I expect to have paid support going soon with pfsense.org but I know the pfsense devs don't write the drivers though so I am not sure what they can do. If it is a deep driver bug I assume it would be Intel that would have to fix it (I thought I read that Intel developed the driver but I am not sure).
It would be interesting to see a list of commands that get executed when carp gets disabled to try them one at a time manually to see if I can get it to crash and know which command triggered it.
dotdash last edited by
Is there a specific reason you need to disable CARP under high load?
It is not a need… It is more of concerns about the uncertainty of the issue. I am a little concerned that something might come up and I do need to manually switch to the backup without physical access to unplug a cable to work around it. I worry more that the problem might show up in a way that I have not tested yet since I do not understand the real cause of the problem.

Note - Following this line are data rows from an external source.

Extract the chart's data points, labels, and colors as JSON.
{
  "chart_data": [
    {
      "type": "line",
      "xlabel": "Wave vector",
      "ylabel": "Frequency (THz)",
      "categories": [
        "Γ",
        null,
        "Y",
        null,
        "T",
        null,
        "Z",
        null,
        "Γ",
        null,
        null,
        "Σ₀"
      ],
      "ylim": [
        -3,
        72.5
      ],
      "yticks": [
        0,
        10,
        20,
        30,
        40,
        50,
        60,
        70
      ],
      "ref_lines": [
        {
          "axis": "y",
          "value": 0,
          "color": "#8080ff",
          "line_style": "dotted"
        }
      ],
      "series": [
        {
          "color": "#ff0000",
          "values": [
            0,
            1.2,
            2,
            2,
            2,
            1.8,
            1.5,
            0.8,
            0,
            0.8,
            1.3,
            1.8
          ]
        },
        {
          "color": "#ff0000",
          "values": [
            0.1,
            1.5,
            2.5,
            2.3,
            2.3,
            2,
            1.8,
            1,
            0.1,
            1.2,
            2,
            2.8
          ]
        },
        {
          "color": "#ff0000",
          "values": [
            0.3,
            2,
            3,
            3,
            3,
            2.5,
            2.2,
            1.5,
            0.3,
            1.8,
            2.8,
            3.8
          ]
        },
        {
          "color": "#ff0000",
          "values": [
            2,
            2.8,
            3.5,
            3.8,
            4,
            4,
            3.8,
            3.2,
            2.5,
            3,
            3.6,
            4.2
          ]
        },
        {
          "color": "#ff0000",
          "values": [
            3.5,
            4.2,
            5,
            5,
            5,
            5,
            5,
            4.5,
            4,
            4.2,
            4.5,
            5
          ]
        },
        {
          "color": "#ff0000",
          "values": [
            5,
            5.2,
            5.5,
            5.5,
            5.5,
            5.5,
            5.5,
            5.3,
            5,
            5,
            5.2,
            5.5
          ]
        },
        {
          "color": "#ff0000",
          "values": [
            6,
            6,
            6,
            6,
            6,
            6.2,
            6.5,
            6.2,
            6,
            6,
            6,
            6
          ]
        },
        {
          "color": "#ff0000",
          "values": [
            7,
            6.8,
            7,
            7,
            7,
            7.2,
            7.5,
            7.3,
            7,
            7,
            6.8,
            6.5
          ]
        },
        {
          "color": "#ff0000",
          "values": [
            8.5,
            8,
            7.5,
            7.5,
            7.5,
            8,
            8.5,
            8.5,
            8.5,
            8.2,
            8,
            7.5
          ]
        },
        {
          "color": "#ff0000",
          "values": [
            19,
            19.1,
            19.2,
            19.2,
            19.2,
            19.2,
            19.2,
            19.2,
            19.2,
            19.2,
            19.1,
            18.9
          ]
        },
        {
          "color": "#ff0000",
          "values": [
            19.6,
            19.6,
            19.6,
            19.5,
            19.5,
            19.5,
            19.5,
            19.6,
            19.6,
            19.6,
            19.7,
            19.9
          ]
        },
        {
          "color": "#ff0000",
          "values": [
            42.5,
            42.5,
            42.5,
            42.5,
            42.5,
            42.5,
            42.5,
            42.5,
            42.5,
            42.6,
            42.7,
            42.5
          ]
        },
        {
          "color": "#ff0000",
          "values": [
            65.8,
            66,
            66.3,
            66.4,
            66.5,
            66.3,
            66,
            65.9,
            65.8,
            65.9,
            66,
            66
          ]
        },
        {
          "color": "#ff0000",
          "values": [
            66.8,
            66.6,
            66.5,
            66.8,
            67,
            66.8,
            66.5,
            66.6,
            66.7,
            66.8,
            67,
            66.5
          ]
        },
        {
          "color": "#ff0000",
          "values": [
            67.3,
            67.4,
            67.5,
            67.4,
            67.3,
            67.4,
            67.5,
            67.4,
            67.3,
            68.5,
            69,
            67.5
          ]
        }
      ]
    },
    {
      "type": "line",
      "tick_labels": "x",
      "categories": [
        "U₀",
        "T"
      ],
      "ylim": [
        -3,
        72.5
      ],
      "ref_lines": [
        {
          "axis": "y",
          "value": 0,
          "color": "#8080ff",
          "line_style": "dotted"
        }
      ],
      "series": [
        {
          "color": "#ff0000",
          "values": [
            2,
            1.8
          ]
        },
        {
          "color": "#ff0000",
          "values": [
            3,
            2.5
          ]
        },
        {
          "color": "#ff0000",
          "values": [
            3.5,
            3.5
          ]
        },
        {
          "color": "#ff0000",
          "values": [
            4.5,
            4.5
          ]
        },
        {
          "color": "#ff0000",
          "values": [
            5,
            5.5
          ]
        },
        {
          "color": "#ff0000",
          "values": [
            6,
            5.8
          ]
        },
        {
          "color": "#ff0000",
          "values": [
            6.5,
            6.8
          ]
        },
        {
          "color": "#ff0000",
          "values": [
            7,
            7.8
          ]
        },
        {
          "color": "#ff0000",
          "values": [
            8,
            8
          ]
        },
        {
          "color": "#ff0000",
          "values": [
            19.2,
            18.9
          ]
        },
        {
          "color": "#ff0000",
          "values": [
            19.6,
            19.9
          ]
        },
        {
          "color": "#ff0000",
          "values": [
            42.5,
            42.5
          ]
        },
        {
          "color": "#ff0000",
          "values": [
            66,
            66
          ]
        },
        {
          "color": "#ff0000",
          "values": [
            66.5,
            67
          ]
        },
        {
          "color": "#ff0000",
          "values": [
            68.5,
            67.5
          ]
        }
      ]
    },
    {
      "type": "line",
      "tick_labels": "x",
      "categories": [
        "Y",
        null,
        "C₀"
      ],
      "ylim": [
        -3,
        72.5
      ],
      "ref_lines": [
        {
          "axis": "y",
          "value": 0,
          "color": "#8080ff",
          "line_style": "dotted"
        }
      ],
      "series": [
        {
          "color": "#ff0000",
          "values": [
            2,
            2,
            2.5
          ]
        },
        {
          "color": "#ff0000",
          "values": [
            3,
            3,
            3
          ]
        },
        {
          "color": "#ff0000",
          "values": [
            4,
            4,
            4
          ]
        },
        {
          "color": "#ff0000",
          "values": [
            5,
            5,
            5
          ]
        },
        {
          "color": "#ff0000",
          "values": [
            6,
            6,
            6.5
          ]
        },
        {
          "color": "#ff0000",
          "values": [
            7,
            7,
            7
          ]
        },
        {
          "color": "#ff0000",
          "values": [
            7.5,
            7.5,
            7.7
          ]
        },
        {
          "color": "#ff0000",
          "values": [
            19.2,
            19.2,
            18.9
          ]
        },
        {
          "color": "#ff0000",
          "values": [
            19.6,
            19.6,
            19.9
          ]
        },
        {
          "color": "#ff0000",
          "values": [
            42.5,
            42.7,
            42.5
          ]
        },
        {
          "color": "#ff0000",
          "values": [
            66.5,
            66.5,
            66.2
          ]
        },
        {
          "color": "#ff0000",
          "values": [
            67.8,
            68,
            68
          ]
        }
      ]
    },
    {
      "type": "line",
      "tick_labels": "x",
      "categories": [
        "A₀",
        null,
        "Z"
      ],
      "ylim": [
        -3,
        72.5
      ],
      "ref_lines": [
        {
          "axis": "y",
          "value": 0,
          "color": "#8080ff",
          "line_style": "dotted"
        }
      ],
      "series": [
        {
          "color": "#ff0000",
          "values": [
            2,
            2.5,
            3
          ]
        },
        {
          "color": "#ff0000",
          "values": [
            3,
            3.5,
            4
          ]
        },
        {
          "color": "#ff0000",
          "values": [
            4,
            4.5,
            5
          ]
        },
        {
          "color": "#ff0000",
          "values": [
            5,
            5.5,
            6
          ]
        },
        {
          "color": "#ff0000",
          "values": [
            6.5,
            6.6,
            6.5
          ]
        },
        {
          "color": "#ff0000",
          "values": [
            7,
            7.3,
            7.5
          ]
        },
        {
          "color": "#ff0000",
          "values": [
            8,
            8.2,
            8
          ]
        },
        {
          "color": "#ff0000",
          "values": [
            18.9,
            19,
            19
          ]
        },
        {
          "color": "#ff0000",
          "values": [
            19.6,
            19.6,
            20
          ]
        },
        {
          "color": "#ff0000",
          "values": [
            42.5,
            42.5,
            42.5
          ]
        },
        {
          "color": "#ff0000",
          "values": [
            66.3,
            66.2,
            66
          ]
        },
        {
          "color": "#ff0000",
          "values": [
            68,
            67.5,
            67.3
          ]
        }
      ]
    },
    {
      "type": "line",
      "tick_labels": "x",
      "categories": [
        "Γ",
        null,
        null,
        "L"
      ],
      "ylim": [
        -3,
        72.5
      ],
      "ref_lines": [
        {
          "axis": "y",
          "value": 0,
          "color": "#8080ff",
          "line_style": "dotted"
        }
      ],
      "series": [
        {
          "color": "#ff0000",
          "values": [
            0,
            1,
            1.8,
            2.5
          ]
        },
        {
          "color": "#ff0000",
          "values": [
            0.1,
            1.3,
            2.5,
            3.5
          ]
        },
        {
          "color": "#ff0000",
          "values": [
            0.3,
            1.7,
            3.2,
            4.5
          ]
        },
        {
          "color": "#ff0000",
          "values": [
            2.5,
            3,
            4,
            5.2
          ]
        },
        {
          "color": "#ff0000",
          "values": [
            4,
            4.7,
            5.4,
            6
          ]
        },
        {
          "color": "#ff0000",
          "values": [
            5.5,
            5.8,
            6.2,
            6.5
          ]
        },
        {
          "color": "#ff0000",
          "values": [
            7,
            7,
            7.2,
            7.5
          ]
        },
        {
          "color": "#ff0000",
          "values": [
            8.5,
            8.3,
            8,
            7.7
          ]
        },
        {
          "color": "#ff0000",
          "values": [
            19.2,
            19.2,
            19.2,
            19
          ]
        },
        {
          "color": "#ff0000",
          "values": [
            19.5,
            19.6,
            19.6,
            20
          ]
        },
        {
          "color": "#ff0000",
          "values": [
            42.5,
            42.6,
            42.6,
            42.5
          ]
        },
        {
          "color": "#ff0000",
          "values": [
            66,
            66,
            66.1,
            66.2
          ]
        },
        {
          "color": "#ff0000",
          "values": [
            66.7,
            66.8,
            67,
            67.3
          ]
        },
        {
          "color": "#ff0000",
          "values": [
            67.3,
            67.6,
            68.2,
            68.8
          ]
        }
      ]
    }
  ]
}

I have some i350 cards coming in to test instead of the Quad Intel ET2 cards but since they use the same igb drivers I suspect I will have the same issue.
EDIT: Keep in mind that high load as I defined it above is only a single TCP connection taking up 600mbit of traffic which is something that could happen somewhat frequently depending on what is transferred between interfaces at times(backups, file shares, deployments to production servers, etc). It is the manually disabling Carp that would be infrequent of course.